When the supplying process draws on component parts and raw materials to make more of the item, it also detaches the card attached to that material. This kanban card circulates back upstream to signal the next upstream process to produce more. This way, a demand for a unit of finished goods percolates back up value stream to the fabrications and then to purchased parts and subsequently to the suppliers.

The kanban model in the value stream depicted in the previous image is a so-called one-card kanban model. In this kind of kanban system, a single set of cards for each item represent both withdrawal from the controlled supermarket inventory and replenishment from the supplying source back to the supermarket.

It is also possible to have a kanban system that is based on a two-card kanban model which has withdrawal kanbans circulating between the supermarket and the point of use, and replenishment kanbans circulating between the supermarket and the supply source. This kind of kanban system is depicted in the image above, and is commonly used in situations where there is a significant distance between the supermarket and supermarket, or where the supermarket actually feeds multiple points of use (which are usually, although not always, also some distance away).

This value stream map depicts a series of controlled inventory points (the backward Es), processes (the boxes), kanban loops (dotted lines showing how the kanbans circulate) and kanban cards (hatched cards are withdrawal cards and open cards are replenishment cards. As explained above, the withdrawal cards circulate between the point(s) of use and the supermarket, and the replenishment cards circulate between the supermarket and the supply source.

• When a component part or material is used at the point of use process, the kanban associated with the part is detached and circulated back to the supermarket.

• When the card reaches the supermarket, it is treated as an authorization to withdraw additional material from inventory and convey it to the consuming process.

• When the material is removed from the supermarket, the withdrawal kanban is attached and simultaneously the replenishment kanban is detached. The withdrawal kanban and the material are sent to the point of use. The replenishment kanban circulated back to the source process, in this case Drilling where it either authorizes replenishment immediately or is accumulated until the lot size can be authorized

• The supplying process can draw component material and raw stock from its own upstream supermarket or point of use inventory, perform the work, attach the replenishment card to the finished part and put it in the downstream supermarket.

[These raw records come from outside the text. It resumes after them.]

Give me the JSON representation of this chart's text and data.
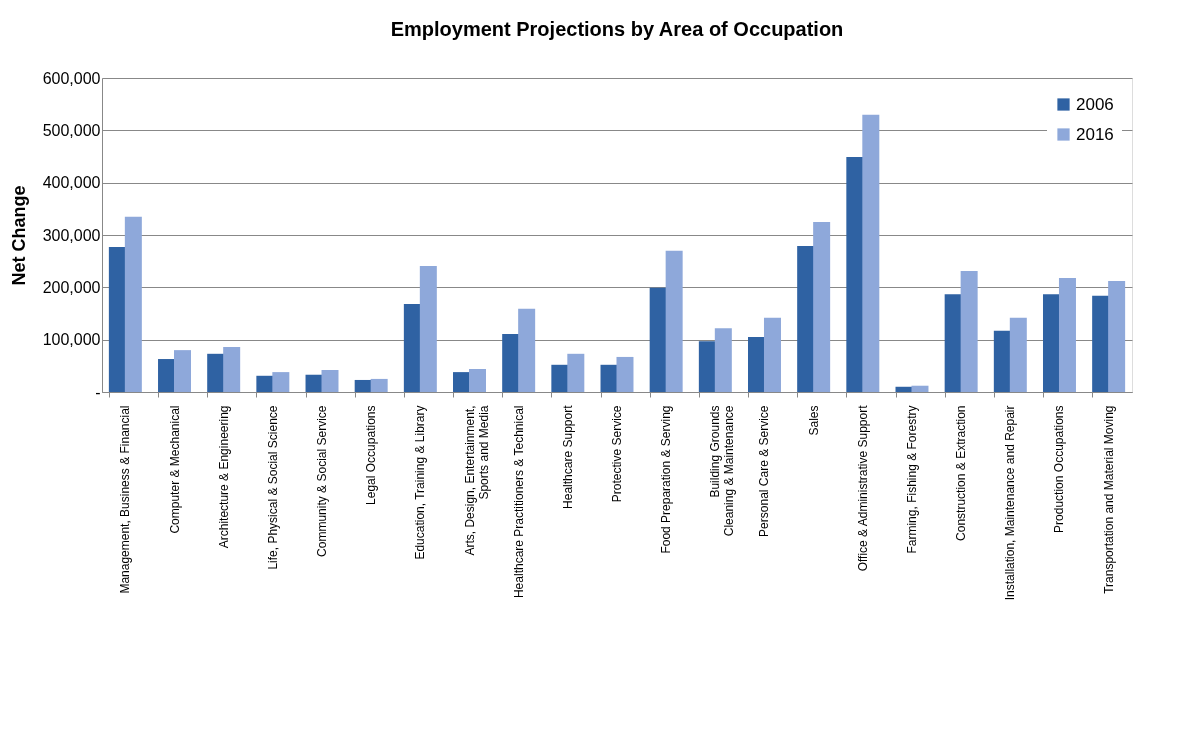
{
  "chart_data": {
    "type": "bar",
    "title": "Employment Projections by Area of Occupation",
    "ylabel": "Net Change",
    "categories": [
      "Management, Business & Financial",
      "Computer & Mechanical",
      "Architecture & Engineering",
      "Life, Physical & Social Science",
      "Community & Social Service",
      "Legal Occupations",
      "Education, Training & Library",
      "Arts, Design, Entertainment,\nSports and Media",
      "Healthcare Practitioners & Technical",
      "Healthcare Support",
      "Protective Service",
      "Food Preparation & Serving",
      "Building Grounds\nCleaning & Maintenance",
      "Personal Care & Service",
      "Sales",
      "Office & Administrative Support",
      "Farming, Fishing & Forestry",
      "Construction & Extraction",
      "Installation, Maintenance and Repair",
      "Production Occupations",
      "Transportation and Material Moving"
    ],
    "series": [
      {
        "name": "2006",
        "color": "#2f62a3",
        "values": [
          277000,
          63000,
          73000,
          31000,
          33000,
          23000,
          168000,
          38000,
          111000,
          52000,
          52000,
          199000,
          97000,
          105000,
          279000,
          449000,
          10000,
          187000,
          117000,
          187000,
          184000
        ]
      },
      {
        "name": "2016",
        "color": "#8ea8da",
        "values": [
          335000,
          80000,
          86000,
          38000,
          42000,
          25000,
          241000,
          44000,
          159000,
          73000,
          67000,
          270000,
          122000,
          142000,
          325000,
          530000,
          12000,
          231000,
          142000,
          218000,
          212000
        ]
      }
    ],
    "ylim": [
      0,
      600000
    ],
    "yticks": [
      {
        "value": 0,
        "label": "-"
      },
      {
        "value": 100000,
        "label": "100,000"
      },
      {
        "value": 200000,
        "label": "200,000"
      },
      {
        "value": 300000,
        "label": "300,000"
      },
      {
        "value": 400000,
        "label": "400,000"
      },
      {
        "value": 500000,
        "label": "500,000"
      },
      {
        "value": 600000,
        "label": "600,000"
      }
    ],
    "grid": "y",
    "legend": "top right"
  }
}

• When the supplying process (drilling) uses the component parts and raw materials to make more of the item, it also detaches the withdrawal card attached to that material and sends it back to the supermarket as an authorization to withdraw additional material from stock and replenish the point of use. As earlier, when the material is removed from the supermarket, the withdrawal card is attached and the replenishment kanban detached. The withdrawal kanban and the parts are sent to the point of use, the replenishment kanban is send upstream to the source process, in this case milling to signal replenishment of the supermarket stock. In this way, finished goods demand percolates back up value stream to the fabrications and then to purchased parts and subsequently to the suppliers.